Мне стало очень нехорошо, на плечи навалилась такая усталость, что сил никаких не было. Я уже знал кто была та девочка. Это наверняка Людмила Веснина. И я так же знал, что надеятся на благополучный исход по их поиску не приходится. Но все это означает, что в городе действуют две группы, снимающие кровавые сценарии? Выходит, что так. Прав Дима – у них один заказчик. Где же он скрывается? Как его найти?

Набрал номер телефона Говорова, но его на месте не оказалось. Позвонил Иванову и сказал, что у меня есть важная информация.

– Приезжай, – ответил он и положил трубку.
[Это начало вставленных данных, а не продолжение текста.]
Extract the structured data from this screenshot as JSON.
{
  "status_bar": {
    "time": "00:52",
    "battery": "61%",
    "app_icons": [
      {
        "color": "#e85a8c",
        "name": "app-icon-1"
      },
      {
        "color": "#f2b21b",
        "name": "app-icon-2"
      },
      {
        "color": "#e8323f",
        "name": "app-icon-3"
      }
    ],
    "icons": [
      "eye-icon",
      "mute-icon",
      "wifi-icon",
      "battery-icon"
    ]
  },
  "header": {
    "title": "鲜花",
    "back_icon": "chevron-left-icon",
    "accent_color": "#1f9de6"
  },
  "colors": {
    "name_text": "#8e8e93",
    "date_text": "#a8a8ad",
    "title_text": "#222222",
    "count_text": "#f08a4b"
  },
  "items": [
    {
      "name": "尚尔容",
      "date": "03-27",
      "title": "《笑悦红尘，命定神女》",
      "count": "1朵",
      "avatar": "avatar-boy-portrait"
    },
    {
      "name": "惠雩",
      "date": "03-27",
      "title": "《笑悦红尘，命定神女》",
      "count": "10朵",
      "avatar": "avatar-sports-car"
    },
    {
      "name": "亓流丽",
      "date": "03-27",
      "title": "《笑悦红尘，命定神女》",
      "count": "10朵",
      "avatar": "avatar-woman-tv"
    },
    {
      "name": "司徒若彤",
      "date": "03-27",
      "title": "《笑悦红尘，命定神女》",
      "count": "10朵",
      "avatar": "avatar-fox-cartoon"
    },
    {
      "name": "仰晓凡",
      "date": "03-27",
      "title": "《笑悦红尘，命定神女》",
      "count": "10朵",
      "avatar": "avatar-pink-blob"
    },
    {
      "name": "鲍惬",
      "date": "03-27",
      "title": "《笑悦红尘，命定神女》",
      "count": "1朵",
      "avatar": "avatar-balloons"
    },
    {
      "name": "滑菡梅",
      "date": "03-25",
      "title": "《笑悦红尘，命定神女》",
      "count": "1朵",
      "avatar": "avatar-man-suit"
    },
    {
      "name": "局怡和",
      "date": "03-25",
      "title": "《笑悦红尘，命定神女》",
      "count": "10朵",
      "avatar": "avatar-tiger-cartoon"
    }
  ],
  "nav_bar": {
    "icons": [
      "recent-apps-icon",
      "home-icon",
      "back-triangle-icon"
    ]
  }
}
Выслушав меня, Сергей Иванович долго молчал, рисуя карандашом какие-то замысловатые фигуры в настольном календаре. Затем мрачно сказал:

– Боюсь, что это не последние жертвы детей. – Встал, прошелся по кабинету. – Одного не пойму – откуда взялся этот режиссер-инвалид?

– Ну мало ли, – пожал я плечами.

– Мало ли, – смешно передразнил меня Сергей Иванович. – Ты мне лучше ответь – этому инвалиду было известно о финале его фильма?

– Конечно. А как же иначе?

– В таком случае за каким хреном он приехал во двор и полчаса выставлялся для всеобщего обозрения?

– А ведь действительно! Я как-то не того, как-то не подумал об этом.

– Все это напоминает мне предыдущего режиссера – красавицу блондинку.

– Но вы ведь сами сказали, что она не женщина.

– И теперь я ещё более укрепился в этом мнении. Она такая же женщина, как этот – инвалид.

– Вы полагаете, что инвалидная коляска и все прочее – инсценировка?

– Убежден в этом. Кто-то хочет нас просто-напросто одурачить. Иначе трудно объяснить действия блондинки и инвалида. Я даже нисколько не удивлюсь, что они оба – одно и то же лицо.

– Но ведь никто даже ничего не заподозрил?! – удивился я очередной версии Иванова.

– Вот и я говорю, что искать этого козла надо не среди красавиц и немощных инвалидов, а среди артистов, к тому же, весьма талантливых.

Глава четвертая: Говоров. Допрос Коржавина.

На прилавке книжного магазина увидел обе свои книжки детективов и очень этому удивился – неужто до сих пор не проданы? Попросил у продавца одну из них, раскрыл на последней странице и обнаружил, что изданы они дополнительным тиражом в десять тысяч экземпляров. Вот те раз! А я об этом ни слухом, ни духом. Позвонил директору издательства.

– Андрей Петрович, рад вас слышать! – обрадовался он. – А мы вас никак не можем найти. Вам тут гонорар причитается.

– И сколько же там мне?

– Десять тысяч. А ещё десять через три месяца. Извините, но у нас сейчас такие порядки.

– Порядки устанавливают люди, а потом на них же и сетуют, – резонно заметил я.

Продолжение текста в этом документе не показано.